第12章

从社会建构论的观点出发,对性别刻板印象的形成原因可以作出下列理论解释:

第一种是认知理论:从小灌输的信息和参照体系形成了性别的刻板印象。

第二种是社会角色理论:社会环境强化了性别信念。人们一般期望社会劳动者要积极活跃,而持家者应当富于交际性。这一期望要求符合规范的行为,因此公司雇员工作努力,持家者则富于团队精神。行为者本人和周围的人都促进符合规范的行为。男性不成比例地成为雇员,女性不成比例地成为家庭主妇。因此男性看上去更有力盘,女性看上去更善于交际.

第三种是社会认同理论,它强调动机因素。刻板印象可以是一个群体的认知过程,而不仅发生在个人的头脑中。每个人都要在积极的群体中获得正面的身份认同。

第四种是权力的观点,强调社会结构因素,认为个人与群体是有意保持性别刻板印象的,以便进一步提高自己的地位,压低其他群体的地位。

我们还应当认识到,男性气质和女性气质的区分是维持社会控制的工具(性别秩序)。性别刻板印象的直接后果是:限制知识的探索,误以为某种性别就是某种样子的;限制有独立目标的行为,要求按照规范行事。在现实生活中,女性对“女性气质”的焦虑像男性对“男性气质”的焦虑一样久远。这种焦虑就是来自遵从性别气质规范的压力。

人相信性别有差异,赞同许多刻板印象的性别差异,并且认为全社会都是这样看的。人按照他人的性别刻板印象的期望来行动,人规范自己的行为以符合性别刻板印象的自我建构,结果是所有的人都按照性别的刻板印象来做事情。

女性对男性化感到恐惧,冷峻、富于攻击性、有野心、忽视孩子、高智商的女性被视为不够“女性”的女人。
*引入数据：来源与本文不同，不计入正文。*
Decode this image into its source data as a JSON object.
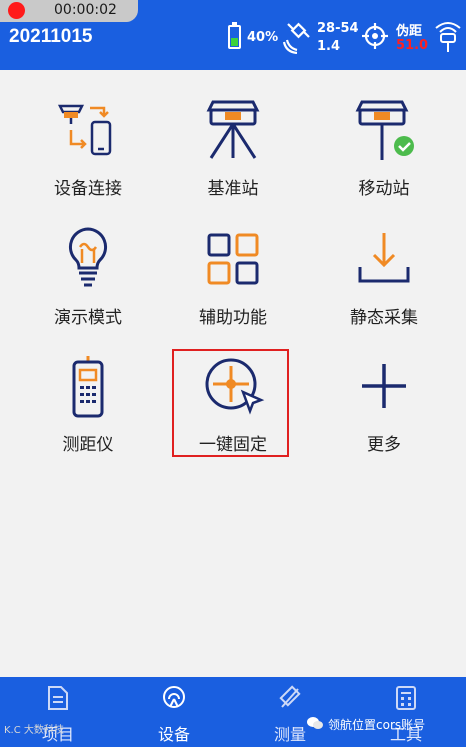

男性对女性化同样感到恐惧,怕人说自己有“女人气”“娘娘腔”。女性把自己的男性气质、男性技巧掩盖起来。她们在同男技工一起工作时,把一些高明的建议假装成是“幸运的猜测”,以掩饰自己是个很懂行的人。

男人也不可避免地进人人际关系互动支持结构和相互依赖链,所有的社会都如此。男人在男权制系统‘中保有权力,同时也伴有痛苦的矛盾:他们必须压抑情感,变得异化和孤独。女性运动增加了男性的痛苦,但是有望将男性权力与男性的痛苦一起消灭。

总之,在对性别刻板印象的遵从的过程中,性别刻板印象变得越来越强大,越来越僵硬,越来越固定,越来越不容“越轨”,它最终建立起一种性别的秩序,限制了人的自由。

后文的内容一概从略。